China Banking and Insurance Regulatory Commission Photo: VCG
China’s banking regulator said on Thursday that relevant work regarding some village banks, in which depositors found that they could not withdraw their cash, is making steady progress.
After the incident of the five rural banks in Central China’s Henan Province and East China’s Anhui Province, the banking regulator stated multiple times that it would strictly abide by laws and regulations, take facts as the basis and take the law as the criterion for handling the issue, the China Banking and Insurance Regulatory Commission (CBIRC) said on Thursday.
The comments came during a press conference to explain the development of the banking and insurance industries in the first half of 2022.
Four rural banks in Henan and one in Anhui were recently in the spotlight, with depositors finding that they could not withdraw their expired savings, starting from April 18 this year.
An initial police probe on June 18 indicated a scam was behind the case.
The CBIRC noted that the local financial regulators in Henan and Anhui will start the second round of advance payments for depositors, who have reported difficulty in withdrawing money from local village banks, from July 25.

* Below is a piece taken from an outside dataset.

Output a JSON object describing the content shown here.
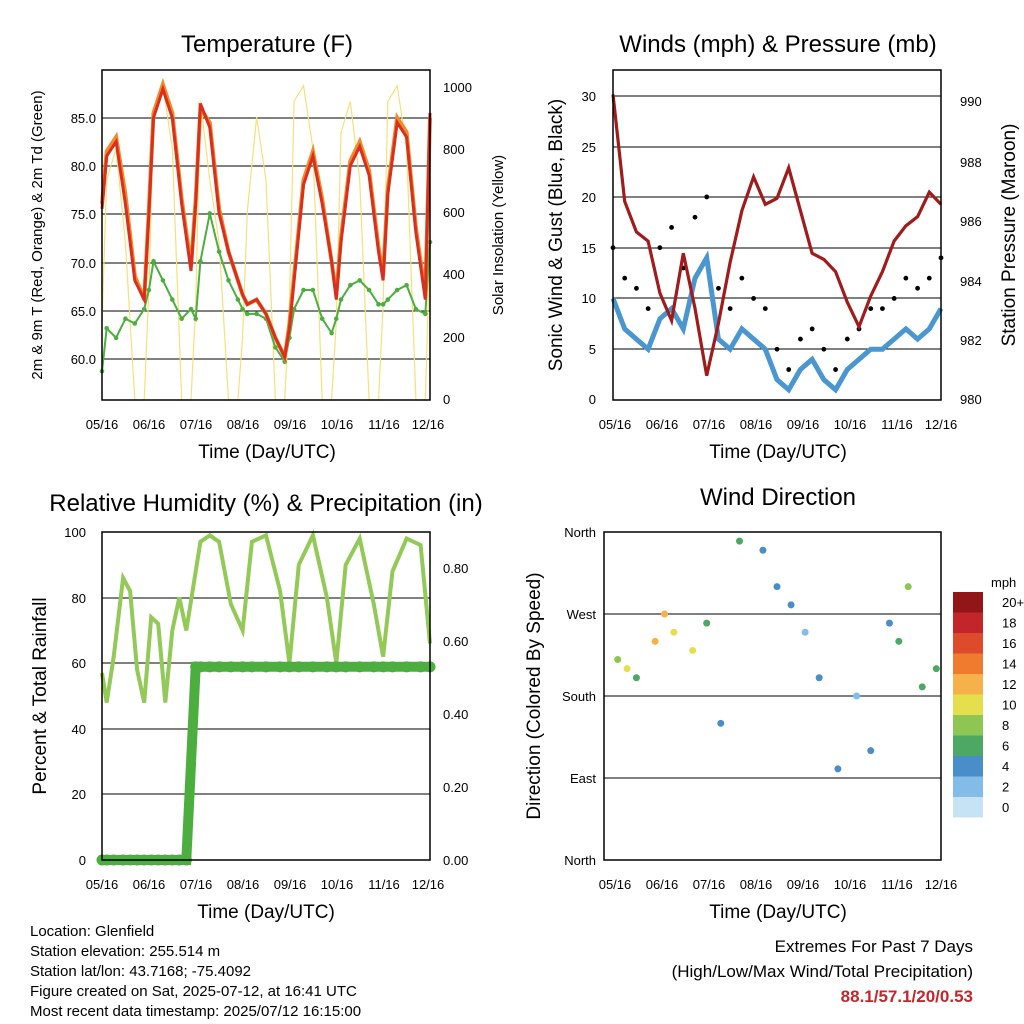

The clients in this second round of advance payments will be customers initially with combined deposits in the related banks of no more than 100,000 yuan (14,788) apiece, according to announcements by the Henan Office and Anhui Office of the CBIRC on Thursday.
The first round of the returned funds targeted those with deposits totaling 50,000 yuan or less in a single bank, starting from July 15.
In terms of the proportion of depositors with assets under 100,000 yuan out of all bank clients, Qi Xiang, spokesperson and director of Regulation Department of the CBIRC, said on Thursday at the press conference that in order to ensure the authenticity of information, the two provinces have set up a new customer information registration system, and are doing customer registration work.
The spokesperson said that the banking and insurance industries performed steadily in the first half of the year, and the ability to fend off financial risks continued to improve.
Banks have played an important role in the housing sector for both property developers and homebuyers.
In June, real estate loans increased by 200.3 billion yuan, and the overall operation of real estate credit was stable, according to the CBIRC.
The regulator will work with the People’s Bank of China, the central bank, to lower the floor of interest rates on first-time home loans by 20 basis points and guide banks to speed up mortgage loan approval, which has reached the fastest pace since 2019, CBIRC said.
“We will optimize housing finance services. More than 90 percent of mortgages are for buyers of first homes,” Liu Zhongrui, head of the Statistical Information and Risk Monitoring Department of the CBIRC, said on Thursday.
Qi also noted that the CBIRC will adhere to the principle that “houses are for living, not for speculation,” implement differentiated housing credit policies for each city, and prudently defuse risks in the real estate sector.
“The CBIRC attached great importance to the guarantee of house deliveries. We have stepped up coordination with relevant departments to support local governments in their efforts to ensure housing deliveries, people’s wellbeing and stability,” said Liu.
Liu noted that the regulator will encourage banks to actively study the plan to solve the funding gap, do a good job in providing credit, and assist in promoting the quick resumption of construction and early delivery of housing.
Guaranteeing the delivery of housing is a top priority, which will be the work focus of local governments in the second half of the year, a Guangzhou-based veteran industry observer surnamed Zhao told the Global Times on Thursday.
“The core of house delivery is to guarantee the interests of homebuyers. Banks could roll over mortgage loans until the projects are completed or construction actually resumes, which may be what financial regulators are trying to say,” Zhao said.
Tian Yun, a Beijing-based veteran macroeconomic analyst, told the Global Times that the improvement of the real estate industry is important for the recovery of investment and consumption, which will be the driving forces of economic growth in the second half of the year.
Tian said that the deterioration in the housing industry in the second quarter “must be reversed as soon as possible” so that property developers will not pass on bad debts to buyers because of unfinished, stalled housing projects.